After Blanchard, was Britain’s very own Neil Cowley. Yet another post-EST piano trio, he is excellent live as his tunes very much consist of repeated figures – as he commented himself, ‘Why not repeat a note a hundred times? We’ve cornered the market in that.’ – and the audience is always ready to respond when the tempo or dynamics change. Cowley’s trio has also cornered the market in slightly frenzied British eccentricity, from his bassist, Rex Horan’s, Bobby Charlton comb-over and ZZ Top beard, to his own Basil Fawlty-esque striding round the stage. But that shouldn’t take away from the wonderful musicianship that made him the BBC Jazz Musician of 2013.
Back on the main stage was Esperanza Spalding, who is, apparently, Obama’s favourite musician. A woman for whom the word ‘diminutive’ was coined, Spalding is clearly a wonderful bass player with a lovely voice. This was rather spoiled by a patter which is queasily sentimental; she started off by non-plussing her audience with the information that there was a king in Britain, then going on to talk about men as ‘kings’. Her set rather consisted of arrangements in search of good tunes and there was a collective sigh of relief when she broke into her ‘hit’ ‘Black Gold’. What is undeniable, however, is Spalding’s astonishing charisma; this is a musician who could hold the attention of a colony of ants. Following Esperanza Spalding on the Main Stage were British funk band, Brand New Heavies, who reprised a number of their hits including ‘Dream On’.

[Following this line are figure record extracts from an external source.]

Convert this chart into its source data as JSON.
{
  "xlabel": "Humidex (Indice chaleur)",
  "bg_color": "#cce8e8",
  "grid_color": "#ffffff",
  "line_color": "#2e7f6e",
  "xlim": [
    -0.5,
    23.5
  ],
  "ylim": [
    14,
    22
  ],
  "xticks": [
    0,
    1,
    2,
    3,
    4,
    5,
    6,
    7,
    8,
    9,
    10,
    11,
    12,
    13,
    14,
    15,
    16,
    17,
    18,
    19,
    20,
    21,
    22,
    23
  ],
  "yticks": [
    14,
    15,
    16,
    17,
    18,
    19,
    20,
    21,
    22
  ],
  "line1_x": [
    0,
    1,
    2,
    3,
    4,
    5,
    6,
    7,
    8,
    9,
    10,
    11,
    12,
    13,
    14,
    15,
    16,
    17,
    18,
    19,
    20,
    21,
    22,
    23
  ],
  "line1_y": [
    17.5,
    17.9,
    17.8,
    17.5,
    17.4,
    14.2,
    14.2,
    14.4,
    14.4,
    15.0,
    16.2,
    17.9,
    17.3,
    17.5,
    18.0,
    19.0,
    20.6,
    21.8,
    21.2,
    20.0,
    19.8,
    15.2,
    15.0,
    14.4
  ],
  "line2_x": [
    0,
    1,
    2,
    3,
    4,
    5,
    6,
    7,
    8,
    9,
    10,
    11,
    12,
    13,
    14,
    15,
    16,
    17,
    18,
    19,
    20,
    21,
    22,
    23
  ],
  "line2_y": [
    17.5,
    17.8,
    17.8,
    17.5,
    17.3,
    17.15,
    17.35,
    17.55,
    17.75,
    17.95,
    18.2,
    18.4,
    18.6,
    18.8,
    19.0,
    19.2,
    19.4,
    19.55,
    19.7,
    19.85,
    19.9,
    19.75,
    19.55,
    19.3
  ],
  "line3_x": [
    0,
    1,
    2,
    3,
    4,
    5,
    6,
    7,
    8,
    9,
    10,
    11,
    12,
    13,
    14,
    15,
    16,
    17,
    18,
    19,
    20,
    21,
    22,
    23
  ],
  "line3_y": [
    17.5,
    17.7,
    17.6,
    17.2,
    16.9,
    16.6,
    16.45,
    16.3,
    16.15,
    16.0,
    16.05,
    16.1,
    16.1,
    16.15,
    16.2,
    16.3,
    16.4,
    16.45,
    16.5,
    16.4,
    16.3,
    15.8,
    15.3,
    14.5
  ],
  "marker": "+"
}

Topping the bill in the Big Top on Sunday was singer, pianist and guitarist, Melody Gardot. Part of the Grammy winning Ms Gardot’s appeal is her astonishing variety; from torch song to blues, from cabaret to semi-Flamenco. Melody Gardot goes through this repertoire with seeming effortlessness and a sense of sweet perfection. Gardot, too, has enormous charisma and sacrifices none of that with her sweaty sense of humour and her by-play with her excellent band. As she was last on, the audience got their wish and there were a couple of encores from Gardot.
The Festival finished on the Main Stage with Jools Holland and his Rhythm and Blues Orchestra. In some ways, the perfect end, their musicianship and drive had most of the audience dancing wildly in the warm glow of the setting sun.